The taxi drivers tried to convince me that Communism had bit the dust, but in the cafeteria of Hotel Belgrad, I waited patiently in a long “Communist” line for my first morning coffee. Some guy spoke up behind me hoarsely:
“Devushka, let me buy you an eklerchik.”
“A what?” I asked.
“A little ‘ekler’ for you, a little cognac for me…”
The man waiting in line had kindly offered to buy me an eclair, a sad little pastry, the product of a Communist conveyer belt. Of course the display case had nothing else to offer.
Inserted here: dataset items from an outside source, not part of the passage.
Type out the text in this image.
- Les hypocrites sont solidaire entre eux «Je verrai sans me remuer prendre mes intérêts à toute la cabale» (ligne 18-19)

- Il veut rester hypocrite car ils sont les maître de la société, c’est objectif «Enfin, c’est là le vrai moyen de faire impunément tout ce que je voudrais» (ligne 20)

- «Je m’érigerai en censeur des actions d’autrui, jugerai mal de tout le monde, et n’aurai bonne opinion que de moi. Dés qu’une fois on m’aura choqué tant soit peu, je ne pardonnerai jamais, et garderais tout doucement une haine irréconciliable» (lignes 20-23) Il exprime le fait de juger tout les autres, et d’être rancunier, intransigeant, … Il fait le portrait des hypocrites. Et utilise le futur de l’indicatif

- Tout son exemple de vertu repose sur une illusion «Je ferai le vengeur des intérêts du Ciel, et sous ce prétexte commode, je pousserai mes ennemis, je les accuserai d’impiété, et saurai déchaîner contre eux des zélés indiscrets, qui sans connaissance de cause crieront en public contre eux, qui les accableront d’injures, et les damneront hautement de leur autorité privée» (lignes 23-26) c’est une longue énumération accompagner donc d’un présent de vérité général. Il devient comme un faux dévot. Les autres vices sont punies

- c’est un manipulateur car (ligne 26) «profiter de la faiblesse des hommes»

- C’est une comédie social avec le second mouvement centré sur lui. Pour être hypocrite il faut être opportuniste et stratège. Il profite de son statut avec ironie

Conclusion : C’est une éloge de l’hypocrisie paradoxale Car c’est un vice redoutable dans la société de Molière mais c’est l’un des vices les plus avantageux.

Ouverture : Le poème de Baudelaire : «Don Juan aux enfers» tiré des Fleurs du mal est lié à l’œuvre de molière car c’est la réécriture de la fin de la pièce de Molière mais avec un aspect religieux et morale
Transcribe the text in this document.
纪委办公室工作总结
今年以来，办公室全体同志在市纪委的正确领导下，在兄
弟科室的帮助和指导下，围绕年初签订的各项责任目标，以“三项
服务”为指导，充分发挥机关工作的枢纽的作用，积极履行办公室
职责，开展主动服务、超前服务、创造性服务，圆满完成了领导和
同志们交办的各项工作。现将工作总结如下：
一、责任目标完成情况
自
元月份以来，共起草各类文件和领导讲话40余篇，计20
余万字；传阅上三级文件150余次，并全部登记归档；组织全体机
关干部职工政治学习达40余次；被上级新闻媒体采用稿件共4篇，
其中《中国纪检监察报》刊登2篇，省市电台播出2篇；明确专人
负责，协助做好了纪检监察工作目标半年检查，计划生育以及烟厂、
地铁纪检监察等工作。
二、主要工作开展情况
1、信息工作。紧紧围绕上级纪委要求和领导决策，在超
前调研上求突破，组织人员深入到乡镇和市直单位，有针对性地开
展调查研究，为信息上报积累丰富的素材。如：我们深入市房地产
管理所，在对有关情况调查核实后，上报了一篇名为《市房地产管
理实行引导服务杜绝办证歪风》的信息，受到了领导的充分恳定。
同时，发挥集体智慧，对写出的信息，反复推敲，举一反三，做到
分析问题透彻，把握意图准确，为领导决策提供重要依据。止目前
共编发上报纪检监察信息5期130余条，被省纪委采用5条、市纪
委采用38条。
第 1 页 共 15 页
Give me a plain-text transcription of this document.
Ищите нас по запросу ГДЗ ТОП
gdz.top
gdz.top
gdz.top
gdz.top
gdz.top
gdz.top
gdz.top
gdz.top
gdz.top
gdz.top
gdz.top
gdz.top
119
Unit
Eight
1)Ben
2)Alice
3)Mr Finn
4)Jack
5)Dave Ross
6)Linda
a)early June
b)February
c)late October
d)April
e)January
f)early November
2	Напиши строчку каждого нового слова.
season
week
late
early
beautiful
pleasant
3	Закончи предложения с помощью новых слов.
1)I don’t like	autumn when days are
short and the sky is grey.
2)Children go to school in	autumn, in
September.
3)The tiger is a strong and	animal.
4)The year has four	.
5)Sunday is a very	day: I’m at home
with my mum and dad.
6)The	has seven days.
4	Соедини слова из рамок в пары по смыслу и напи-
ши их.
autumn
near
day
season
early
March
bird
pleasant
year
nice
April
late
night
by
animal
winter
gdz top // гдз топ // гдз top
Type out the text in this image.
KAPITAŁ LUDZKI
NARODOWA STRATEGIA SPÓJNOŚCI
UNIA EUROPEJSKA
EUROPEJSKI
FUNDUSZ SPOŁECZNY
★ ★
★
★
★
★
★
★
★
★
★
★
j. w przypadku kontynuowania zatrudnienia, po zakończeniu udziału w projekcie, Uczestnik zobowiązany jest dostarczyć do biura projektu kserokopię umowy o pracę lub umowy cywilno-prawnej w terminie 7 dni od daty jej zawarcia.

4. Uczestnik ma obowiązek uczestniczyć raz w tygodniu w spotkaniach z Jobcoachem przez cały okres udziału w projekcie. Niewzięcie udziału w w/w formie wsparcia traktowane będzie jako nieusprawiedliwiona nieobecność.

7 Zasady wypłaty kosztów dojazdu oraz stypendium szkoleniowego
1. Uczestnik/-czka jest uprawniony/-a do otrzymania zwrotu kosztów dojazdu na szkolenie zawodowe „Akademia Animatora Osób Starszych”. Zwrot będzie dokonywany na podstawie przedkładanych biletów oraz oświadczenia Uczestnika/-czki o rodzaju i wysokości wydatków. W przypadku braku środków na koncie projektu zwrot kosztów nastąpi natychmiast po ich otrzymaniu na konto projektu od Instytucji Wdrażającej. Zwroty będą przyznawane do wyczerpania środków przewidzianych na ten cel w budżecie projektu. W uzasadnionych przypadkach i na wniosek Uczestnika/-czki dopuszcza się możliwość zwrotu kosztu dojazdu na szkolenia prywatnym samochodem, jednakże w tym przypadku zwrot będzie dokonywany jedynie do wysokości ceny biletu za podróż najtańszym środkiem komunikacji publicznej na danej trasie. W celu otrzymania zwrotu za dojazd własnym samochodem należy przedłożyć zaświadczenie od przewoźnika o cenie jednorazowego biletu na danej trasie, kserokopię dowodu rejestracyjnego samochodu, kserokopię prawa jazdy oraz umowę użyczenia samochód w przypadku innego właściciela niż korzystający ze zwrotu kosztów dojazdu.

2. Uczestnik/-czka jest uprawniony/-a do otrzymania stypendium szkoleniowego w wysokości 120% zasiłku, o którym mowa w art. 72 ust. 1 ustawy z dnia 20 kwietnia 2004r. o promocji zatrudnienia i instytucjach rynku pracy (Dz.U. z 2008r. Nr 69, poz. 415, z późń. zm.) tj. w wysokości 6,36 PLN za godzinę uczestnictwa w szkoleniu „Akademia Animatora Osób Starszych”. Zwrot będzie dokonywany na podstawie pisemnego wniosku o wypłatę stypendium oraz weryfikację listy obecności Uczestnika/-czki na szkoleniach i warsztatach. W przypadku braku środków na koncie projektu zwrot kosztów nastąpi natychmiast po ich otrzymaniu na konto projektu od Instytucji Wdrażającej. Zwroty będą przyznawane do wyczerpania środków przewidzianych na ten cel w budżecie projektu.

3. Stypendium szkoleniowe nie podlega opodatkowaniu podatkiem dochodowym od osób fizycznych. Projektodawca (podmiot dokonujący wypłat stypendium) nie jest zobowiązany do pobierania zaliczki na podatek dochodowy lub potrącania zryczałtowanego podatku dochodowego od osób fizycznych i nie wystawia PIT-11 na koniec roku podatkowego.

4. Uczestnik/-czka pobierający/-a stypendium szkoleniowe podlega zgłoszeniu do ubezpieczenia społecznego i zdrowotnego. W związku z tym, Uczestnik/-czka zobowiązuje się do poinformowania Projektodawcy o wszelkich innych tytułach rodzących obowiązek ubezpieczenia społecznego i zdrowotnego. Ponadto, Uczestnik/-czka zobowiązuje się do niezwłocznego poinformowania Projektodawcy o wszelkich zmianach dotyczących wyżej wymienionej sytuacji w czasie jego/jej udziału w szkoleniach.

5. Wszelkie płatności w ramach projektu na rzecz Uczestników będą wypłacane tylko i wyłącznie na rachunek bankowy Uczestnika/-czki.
Touched by the sight of the squished little pastry behind the glass, nostalgic in advance for the vanishing of the landscapes of everyday Communist life long before they actually disappeared, and softened by the use of the Russian diminutive, I agreed to share the table with the stranger. I sipped at my weak coffee. The man nursed his 250 grams.
“Devushka, who are you, anyway?” asked the fellow.
“Me? A writer.”
“Wow, I have met many women in my life, whores and boozers, but never a woman writer!”
“ And you, who are you?”
“Me!? I am an alcoholic,” the fellow said courteously.
The alcoholic told me how he had sworn many years ago that he would live until he’d seen Communism dead.
“Only then will I be able to go peacefully to my grave…”
“Well? Isn’t it dead, now?” I asked.
“I’ll be sticking around another year or so…. Just to make sure,” said the self-proclaimed forensics expert.